Australian sailor Jimmy Spithill has successfully won the America's Cup for America but he still wants to win it for Australia.
Thirty-year-old Spithill, from Pittwater just north of Sydney, steered Larry Elliston's USA 17 (better known as BMW Oracle) to two decisive wins in the best two out of three Deed of Gift challenge off Valencia in Spain.
Sailing in temperatures that hovered around 0 degrees and winds that rarely topped eight knots, Spithill won the first race by more than 15 minutes and the second by more than five. His huge trimaran topped 25 knots in the reaching legs of the second race and reached almost 20 knots when sailing upwind in both races.
Alinghi 5, the 115 foot catamaran built and sailed by the Cup holder, Swiss billionaire Ernesto Bertarelli, was never really in the hunt -- although it did put in a remarkable performance on the first leg of the second race where it led USA 17 by up to 600 metres at times.
Elliston, a computer billionaire, will take the America's Cup trophy, a bottomless silver ewer known affectionately as The Auld Mug, back to San Francisco on Saturday. He is expected to get a huge welcome at the Golden Gate Yacht Club, on the southern shore of the city's famous bay, when he uncrates the Cup. It will be the first time the America's Cup has been in American hands since it was won by the Kiwis in San Diego 16 years ago.
Elliston has announced that the Italian yacht club, Club Italia di Roma which sponsors multiple world champion Vincenzo Onorato’s Mascalzone Latino (Italian rascals) sailing team, will be the Challenger of Record for the next America’s Cup regatta -- which will revert to mulitiple challangers from around the world competing for the Louis Vuitton Cup for the right to meet BMW Oracle in the Cup match.
Elliston is also likely to abandon the ruinously expensive multi-hulls of this challenge and revert to a new America’s Cup class yacht -- a mono hull sloop of about 90 feet.
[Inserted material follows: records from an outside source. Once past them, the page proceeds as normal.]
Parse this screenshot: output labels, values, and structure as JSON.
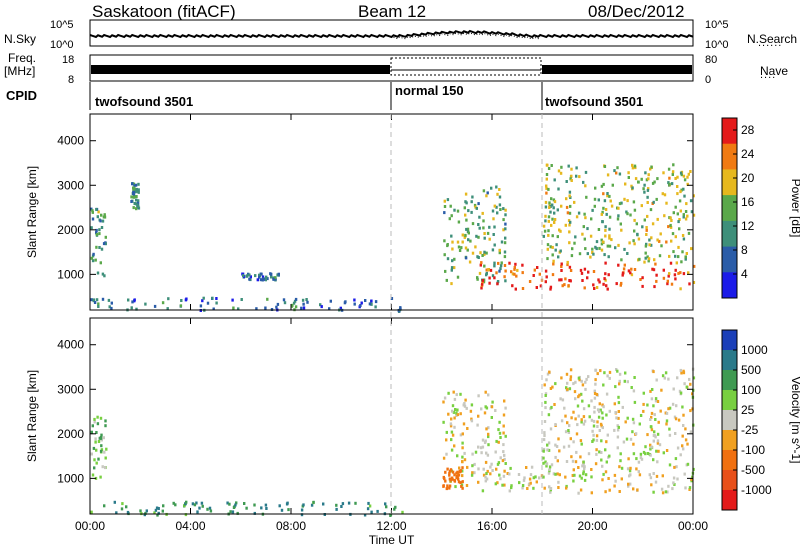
{
  "header": {
    "station": "Saskatoon (fitACF)",
    "beam": "Beam 12",
    "date": "08/Dec/2012"
  },
  "nsky_panel": {
    "left_label": "N.Sky",
    "right_label": "N.Search",
    "right_label_sample": "......",
    "left_ticks": [
      "10^5",
      "10^0"
    ],
    "right_ticks": [
      "10^5",
      "10^0"
    ]
  },
  "freq_panel": {
    "left_label_top": "Freq.",
    "left_label_units": "[MHz]",
    "left_ticks": [
      "18",
      "8"
    ],
    "right_label": "Nave",
    "right_label_sample": "....",
    "right_ticks": [
      "80",
      "0"
    ]
  },
  "cpid_panel": {
    "label": "CPID",
    "segments": [
      {
        "name": "twofsound 3501",
        "start_hour": 0,
        "end_hour": 12
      },
      {
        "name": "normal 150",
        "start_hour": 12,
        "end_hour": 18
      },
      {
        "name": "twofsound 3501",
        "start_hour": 18,
        "end_hour": 24
      }
    ]
  },
  "chart_data": [
    {
      "type": "heatmap",
      "name": "Power",
      "ylabel": "Slant Range [km]",
      "yticks": [
        "1000",
        "2000",
        "3000",
        "4000"
      ],
      "ylim": [
        200,
        4600
      ],
      "xlim": [
        0,
        24
      ],
      "colorbar_label": "Power [dB]",
      "colorbar_ticks": [
        "4",
        "8",
        "12",
        "16",
        "20",
        "24",
        "28"
      ],
      "colorbar_range": [
        0,
        30
      ],
      "colors": [
        "#1b1be8",
        "#2a5ca8",
        "#3e8f7a",
        "#5aa84a",
        "#e6b81e",
        "#f07a12",
        "#e41a1a"
      ],
      "echo_regions": [
        {
          "t_start": 0.0,
          "t_end": 0.6,
          "range_min": 1000,
          "range_max": 2500,
          "power_db": 12
        },
        {
          "t_start": 1.6,
          "t_end": 1.9,
          "range_min": 2500,
          "range_max": 3100,
          "power_db": 10
        },
        {
          "t_start": 6.0,
          "t_end": 7.5,
          "range_min": 900,
          "range_max": 1050,
          "power_db": 8
        },
        {
          "t_start": 0.0,
          "t_end": 12.5,
          "range_min": 200,
          "range_max": 500,
          "power_db": 8
        },
        {
          "t_start": 14.0,
          "t_end": 16.5,
          "range_min": 800,
          "range_max": 3000,
          "power_db": 14
        },
        {
          "t_start": 15.5,
          "t_end": 24.0,
          "range_min": 700,
          "range_max": 1300,
          "power_db": 26
        },
        {
          "t_start": 18.0,
          "t_end": 24.0,
          "range_min": 1300,
          "range_max": 3500,
          "power_db": 16
        }
      ]
    },
    {
      "type": "heatmap",
      "name": "Velocity",
      "ylabel": "Slant Range [km]",
      "yticks": [
        "1000",
        "2000",
        "3000",
        "4000"
      ],
      "ylim": [
        200,
        4600
      ],
      "xlim": [
        0,
        24
      ],
      "xlabel": "Time UT",
      "xticks": [
        "00:00",
        "04:00",
        "08:00",
        "12:00",
        "16:00",
        "20:00",
        "00:00"
      ],
      "colorbar_label": "Velocity [m s^-1]",
      "colorbar_ticks": [
        "1000",
        "500",
        "100",
        "25",
        "-25",
        "-100",
        "-500",
        "-1000"
      ],
      "colors": [
        "#1b3fb8",
        "#2a7a8a",
        "#3f9a52",
        "#78d040",
        "#c8c8c0",
        "#f0a020",
        "#f07010",
        "#e8501a",
        "#e41a1a"
      ],
      "echo_regions": [
        {
          "t_start": 0.0,
          "t_end": 0.6,
          "range_min": 1000,
          "range_max": 2500,
          "velocity": 50
        },
        {
          "t_start": 0.0,
          "t_end": 12.5,
          "range_min": 200,
          "range_max": 500,
          "velocity": 100
        },
        {
          "t_start": 14.0,
          "t_end": 16.5,
          "range_min": 800,
          "range_max": 3000,
          "velocity": 0
        },
        {
          "t_start": 14.0,
          "t_end": 14.8,
          "range_min": 800,
          "range_max": 1300,
          "velocity": -200
        },
        {
          "t_start": 15.5,
          "t_end": 24.0,
          "range_min": 700,
          "range_max": 1300,
          "velocity": 0
        },
        {
          "t_start": 18.0,
          "t_end": 24.0,
          "range_min": 1300,
          "range_max": 3500,
          "velocity": 0
        }
      ]
    }
  ]
}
The change back to a traditional yacht and racing format is expected to attract up to a dozen challenges from yacht clubs around the world. Already the British, the French, the Germans, the Russians and the New Zealanders have indicated they will be in the field. Ellison is also expected to face challengers from the US east coast who want the right to defend the Cup.
Whether or not Australia will have a yacht in the regatta, expected to be sailed in San Francisco in the northern summer of 2012, could hinge on the availability of Jimmy Spithill.
If Spithill, who is known is sailing circles as “Pitbull” because of his aggressive starts and who is regarded as one of the top match racing skippers in the world, leaves his highly paid position with Elliston’s team then he is sure to be offered a job of skipper on any Australian challenger.
Australia has not had a yacht in an America’s Cup regatta since Spithill, then a baby-faced 20-year-old, took the helm of Syd Fischer’s Young Australia in Auckland in 2000, but there are a number of would-be syndicates already sniffing out the chances of raising the $30million a challenge in San Francisco would cost.
With no billionaire sailors in Australia to individually back a yacht, any challenge syndicate would have to rely on generous corporate donations to fund its research and building program.
When, in 1983, Alan Bond’s Australia II became the first yacht to win the America’s Cup in 143 years (it is the oldest continually contested sporting contest in the world), the funding was provided by Bond and a large number local companies.
Whatever decision Elliston makes on the boats, venue and timing of the next America’s Cup regatta, sailing around the world will be cheering the fact that the outcome will be decided on the water rather than dragging through the New York Supreme Court as this Deed of Gift challenge has done for the past two and a half years.